Central Banks vs Bitcoin!
Two broadsides from central bankers in the last 24 hours - the US Federal Reserve and my antipodean cousins in the Reserve bank of Australia.
Yellen Comments on Bitcoin
Today the Chairman of the US Federal Reserve passed comment on Bitcoin, saying:
"[Bitcoin] is not a stable store of value, it doesn't constitute legal tender, and it is a highly speculative asset."
Image: Courtesy of Yahoo Finance
Not a "stable store of value"? How have your GBP, USD, AUD or other fiat currencies performed over your lifetime? Take a simple example, a Mars Bar (I like chocolate) was GBP 0.03 in 1961 and now is about GBP 0.60 - ignoring the weight changes - this represents a 20 fold increase or a loss in GBP value of around 95%. Every fiat currency is in the same boat with some losing their value completely (eg. Zimbabwe). Fiat currencies have a proven record of losing value. Bitcoin, however, has shown that it can clearly buy more Mars bars than most people could eat in a lifetime.
Image: Courtesy of Google
Bitcoin does not "constitute legal tender". Fact. By law no crypto-currency is legal tender as government monetary policies rely on control of the "legal" money supply. Technically, anyone transacting in a non-fiat currency could be classified as an outlaw (operating outside of the law). Yet major businesses are now starting to transact in crypto-currency. In many countries a system of barter still exists for everyday living, also lots of countries have "swap-meets". Bitcoin is not legal tender; however, whether it is Bitcoin or another crypto the willingness of a buyer and seller to exchange (barter) crypto for another item simply makes both items a form of money.
Image: Courtesy Google
Finally, "it is a highly speculative asset". Speculative - yes there is certainly a fair amount of speculation going on in the crypto markets at the moment, but this is no different to what has happened with resources (especially precious metals), land, etc over many hundreds of years. An "asset" by definition is "a useful or valuable thing". Well at least the Fed thinks Bitcoin is a useful or valuable thing.

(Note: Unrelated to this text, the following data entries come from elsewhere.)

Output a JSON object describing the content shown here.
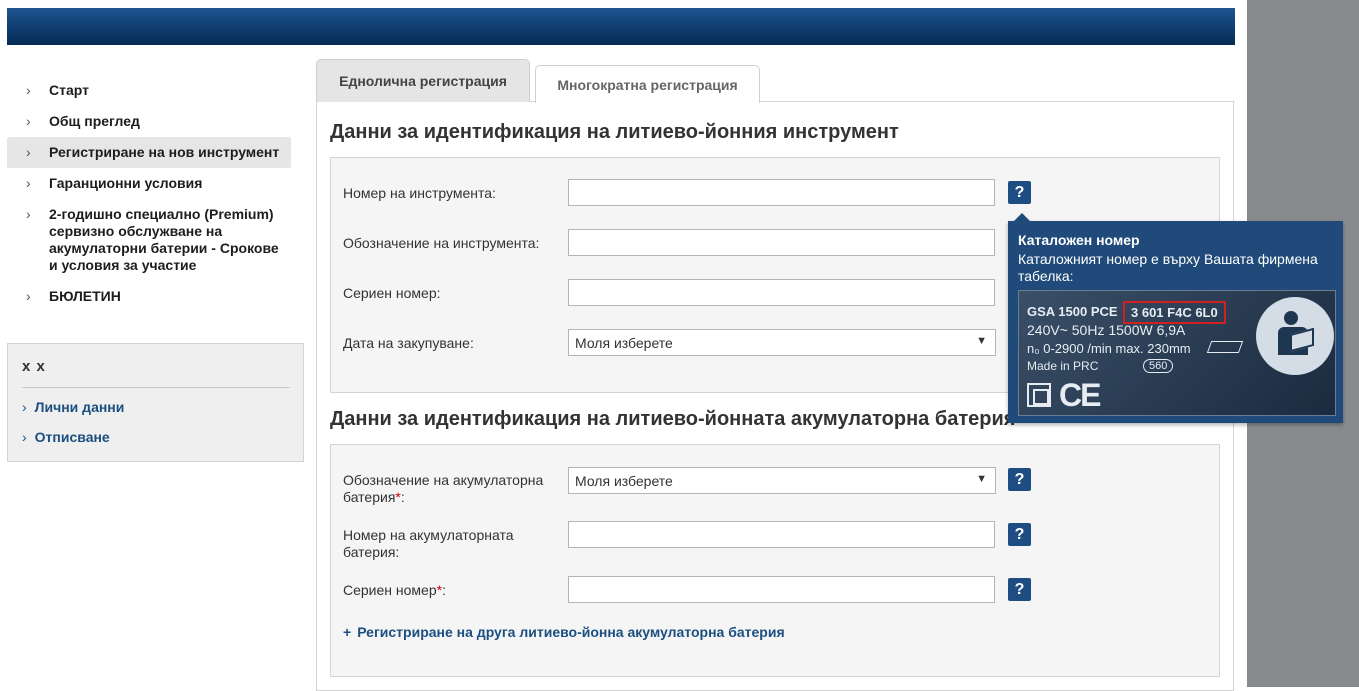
{
  "sidebar": {
    "items": [
      {
        "label": "Старт"
      },
      {
        "label": "Общ преглед"
      },
      {
        "label": "Регистриране на нов инструмент"
      },
      {
        "label": "Гаранционни условия"
      },
      {
        "label": "2-годишно специално (Premium) сервизно обслужване на акумулаторни батерии - Срокове и условия за участие"
      },
      {
        "label": "БЮЛЕТИН"
      }
    ],
    "active_index": 2
  },
  "userbox": {
    "title": "x x",
    "links": [
      {
        "label": "Лични данни"
      },
      {
        "label": "Отписване"
      }
    ]
  },
  "tabs": [
    {
      "label": "Еднолична регистрация",
      "active": true
    },
    {
      "label": "Многократна регистрация",
      "active": false
    }
  ],
  "tool_section": {
    "title": "Данни за идентификация на литиево-йонния инструмент",
    "fields": {
      "tool_number": {
        "label": "Номер на инструмента:",
        "value": ""
      },
      "tool_designation": {
        "label": "Обозначение на инструмента:",
        "value": ""
      },
      "serial_number": {
        "label": "Сериен номер:",
        "value": ""
      },
      "purchase_date": {
        "label": "Дата на закупуване:",
        "selected": "Моля изберете"
      }
    }
  },
  "battery_section": {
    "title": "Данни за идентификация на литиево-йонната акумулаторна батерия",
    "fields": {
      "battery_designation": {
        "label": "Обозначение на акумулаторна батерия",
        "selected": "Моля изберете"
      },
      "battery_number": {
        "label": "Номер на акумулаторната батерия:",
        "value": ""
      },
      "serial_number": {
        "label": "Сериен номер",
        "value": ""
      }
    },
    "required_mark": "*",
    "colon": ":",
    "add_link": "Регистриране на друга литиево-йонна акумулаторна батерия"
  },
  "help_icon_glyph": "?",
  "tooltip": {
    "title": "Каталожен номер",
    "text": "Каталожният номер е върху Вашата фирмена табелка:",
    "plate": {
      "model": "GSA 1500 PCE",
      "catalog_number": "3 601 F4C 6L0",
      "spec_line1": "240V~  50Hz  1500W  6,9A",
      "spec_line2": "n₀ 0-2900 /min   max. 230mm",
      "made_in": "Made in PRC",
      "badge": "560",
      "ce_mark": "CE"
    }
  },
  "colors": {
    "header": "#0a3466",
    "accent": "#1e4d84",
    "link": "#1b4f80",
    "required": "#cc0000"
  }
}
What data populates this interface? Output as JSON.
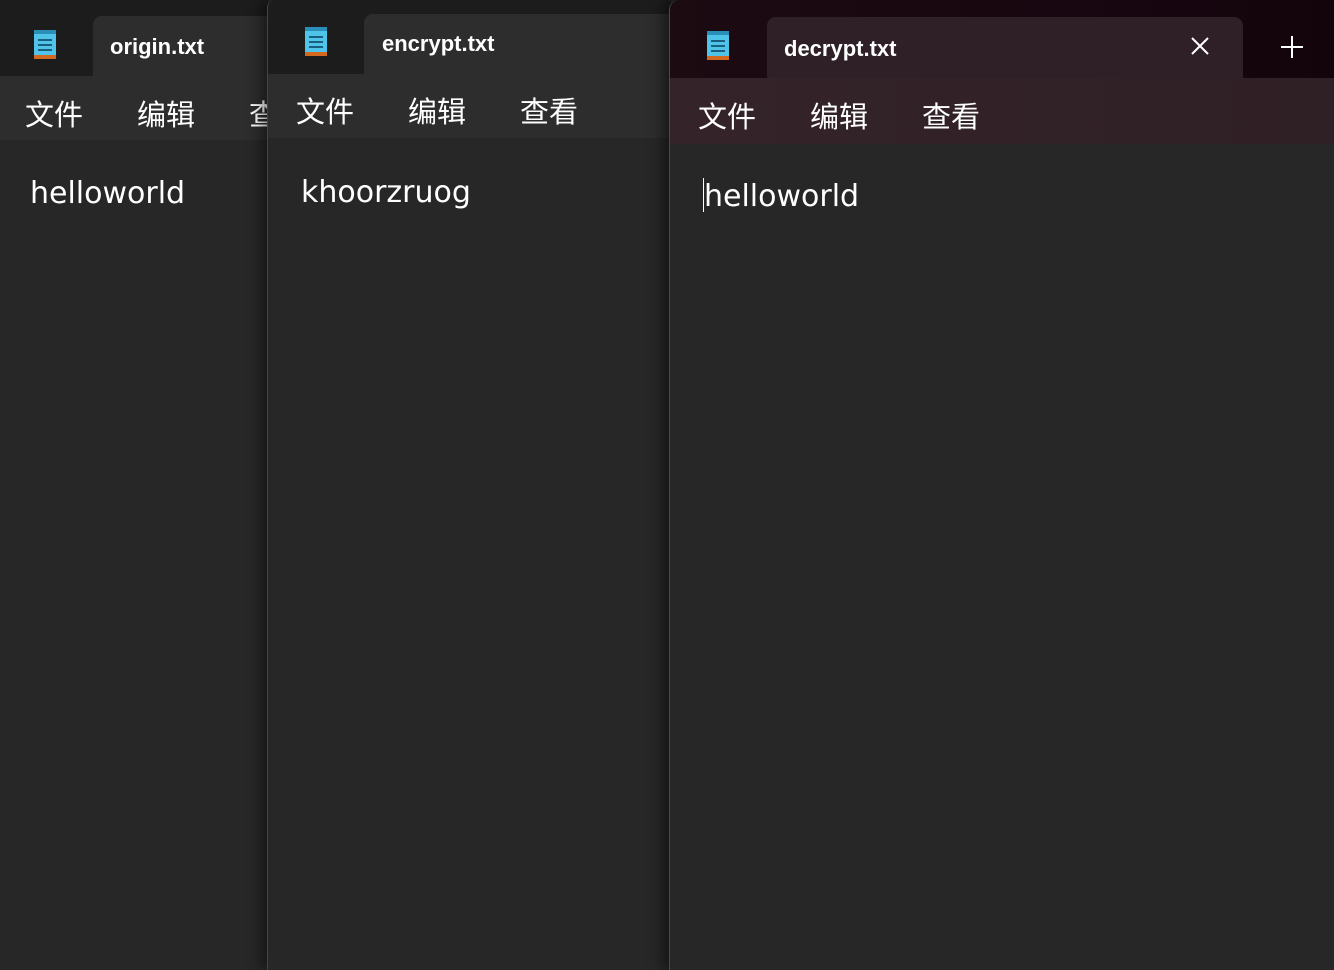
{
  "windows": [
    {
      "tab_title": "origin.txt",
      "menu": [
        "文件",
        "编辑",
        "查"
      ],
      "content": "helloworld"
    },
    {
      "tab_title": "encrypt.txt",
      "menu": [
        "文件",
        "编辑",
        "查看"
      ],
      "content": "khoorzruog"
    },
    {
      "tab_title": "decrypt.txt",
      "menu": [
        "文件",
        "编辑",
        "查看"
      ],
      "content": "helloworld"
    }
  ],
  "icons": {
    "app": "notepad-icon",
    "close": "close-icon",
    "new_tab": "plus-icon"
  },
  "colors": {
    "background": "#272727",
    "titlebar": "#1c1c1c",
    "active_titlebar": "#180610",
    "notepad_icon": "#4fc3e8"
  }
}
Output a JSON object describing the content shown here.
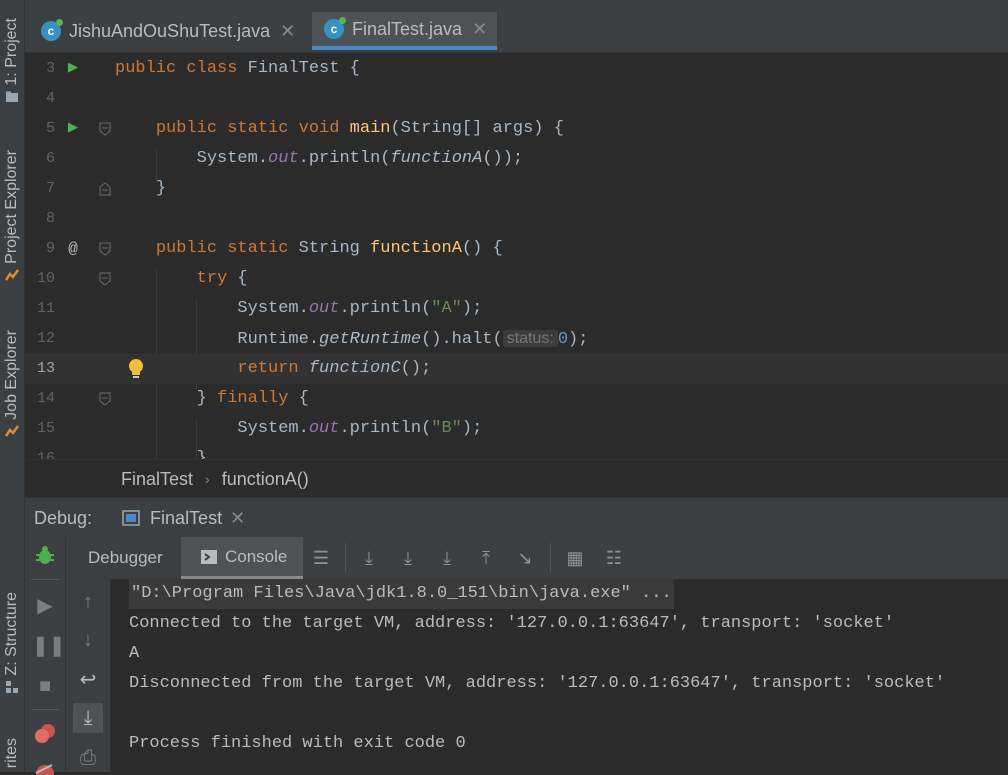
{
  "left_strip": {
    "project_label": "1: Project",
    "project_explorer_label": "Project Explorer",
    "job_explorer_label": "Job Explorer",
    "structure_label": "Z: Structure",
    "favorites_label": "rites"
  },
  "tabs": [
    {
      "label": "JishuAndOuShuTest.java",
      "active": false
    },
    {
      "label": "FinalTest.java",
      "active": true
    }
  ],
  "editor": {
    "lines": [
      {
        "num": "3"
      },
      {
        "num": "4"
      },
      {
        "num": "5"
      },
      {
        "num": "6"
      },
      {
        "num": "7"
      },
      {
        "num": "8"
      },
      {
        "num": "9"
      },
      {
        "num": "10"
      },
      {
        "num": "11"
      },
      {
        "num": "12"
      },
      {
        "num": "13"
      },
      {
        "num": "14"
      },
      {
        "num": "15"
      },
      {
        "num": "16"
      }
    ],
    "tokens": {
      "public": "public",
      "class": "class",
      "class_name": "FinalTest {",
      "static": "static",
      "void": "void",
      "main": "main",
      "main_args": "(String[] args) {",
      "system": "System.",
      "out": "out",
      "println_open": ".println(",
      "functionA_call": "functionA",
      "call_close": "());",
      "close_brace": "}",
      "string_type": "String",
      "functionA_decl": "functionA",
      "decl_parens": "() {",
      "try": "try",
      "open_brace": " {",
      "str_a": "\"A\"",
      "str_b": "\"B\"",
      "paren_semi": ");",
      "runtime": "Runtime.",
      "getRuntime": "getRuntime",
      "halt": "().halt(",
      "hint_status": "status:",
      "zero": "0",
      "return": "return",
      "functionC": "functionC",
      "call_semi": "();",
      "finally_close": "} ",
      "finally": "finally",
      "partial": "}"
    }
  },
  "breadcrumb": {
    "class": "FinalTest",
    "method": "functionA()"
  },
  "debug": {
    "label": "Debug:",
    "session_tab": "FinalTest",
    "debugger_tab": "Debugger",
    "console_tab": "Console"
  },
  "console": {
    "lines": [
      "\"D:\\Program Files\\Java\\jdk1.8.0_151\\bin\\java.exe\" ...",
      "Connected to the target VM, address: '127.0.0.1:63647', transport: 'socket'",
      "A",
      "Disconnected from the target VM, address: '127.0.0.1:63647', transport: 'socket'",
      "",
      "Process finished with exit code 0"
    ]
  },
  "colors": {
    "background": "#2b2b2b",
    "panel": "#3c3f41",
    "keyword": "#cc7832",
    "method": "#ffc66d",
    "field": "#9876aa",
    "string": "#6a8759",
    "number": "#6897bb",
    "accent": "#4a88c7"
  },
  "icons": [
    "run-icon",
    "override-icon",
    "bulb-icon",
    "bug-icon",
    "resume-icon",
    "pause-icon",
    "stop-icon",
    "breakpoints-icon",
    "mute-icon",
    "up-arrow-icon",
    "down-arrow-icon",
    "soft-wrap-icon",
    "scroll-end-icon",
    "print-icon"
  ]
}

Yellen went on to say with respect to regulation of Bitcoin that the Fed expects the banks it does supervise would comply with any anti-money laundering rules that any digital currency transactions could touch.
Now if the Fed was really serious maybe it should consider that many banks "by default" handle currency transactions that are involved or have been involved in money laundering - they simply cannot avoid it. Further, according to the United States Department of Treasury, an estimated $70 million in counterfeit bills are in circulation, or approximately 1 note in counterfeits for every 10,000 in genuine currency, with an upper bound of $200 million counterfeit, or 1 counterfeit per 4,000 genuine notes. Apparently neither the Fed, Treasury nor the banks can control this aspect of the "legal" money supply.
Bitcoin is mostly attractive to criminals and speculators!!
Governor Lowe of the Reserve Bank of Australia in a speech to the Australian Payment Summit stated:
"[Bitcoin] seems more likely to be attractive to those who want to make transactions in the black or illegal economy, rather than everyday transactions. So the current fascination with these currencies feels more like a speculative mania than it has to do with their use as an efficient and convenient form of electronic payment."
Image: Courtesy of RBA
One can only wonder from where RBA Governor Lowe received his information.
It actually SEEMS that the learned Dr. Lowe , in his role, can make outlandish and totally unsubstantiated statements - how do Australian cousins feel when you are either classified as a "criminal" or "speculator" - I like to think many are simply trying to make a living and looking out for opportunities.
On an eAUD (digital Australian dollar) he summed up saying the RBA does not see a case for it at the moment. My interpretation is that the RBA, Treasury and Australian Government are still working out the detail that will wrest control of the monetary system back from the man in the street.
New Zealand (RBNZ) - full employment mandate.
On a final note the new NZ labour-led government has given the new traditional economist RBNZ Governor a mandate to achieve low unemployment through monetary policy.
Last time I checked our NZ cousins had a national debt of around NZD 15,000 per person (lower than the UK, Australia, USA and Japan). Are we going to see RBNZ entering into a form of Quantitative Easing in the next few years - I suspect so.
I wonder if it is time to get out of town?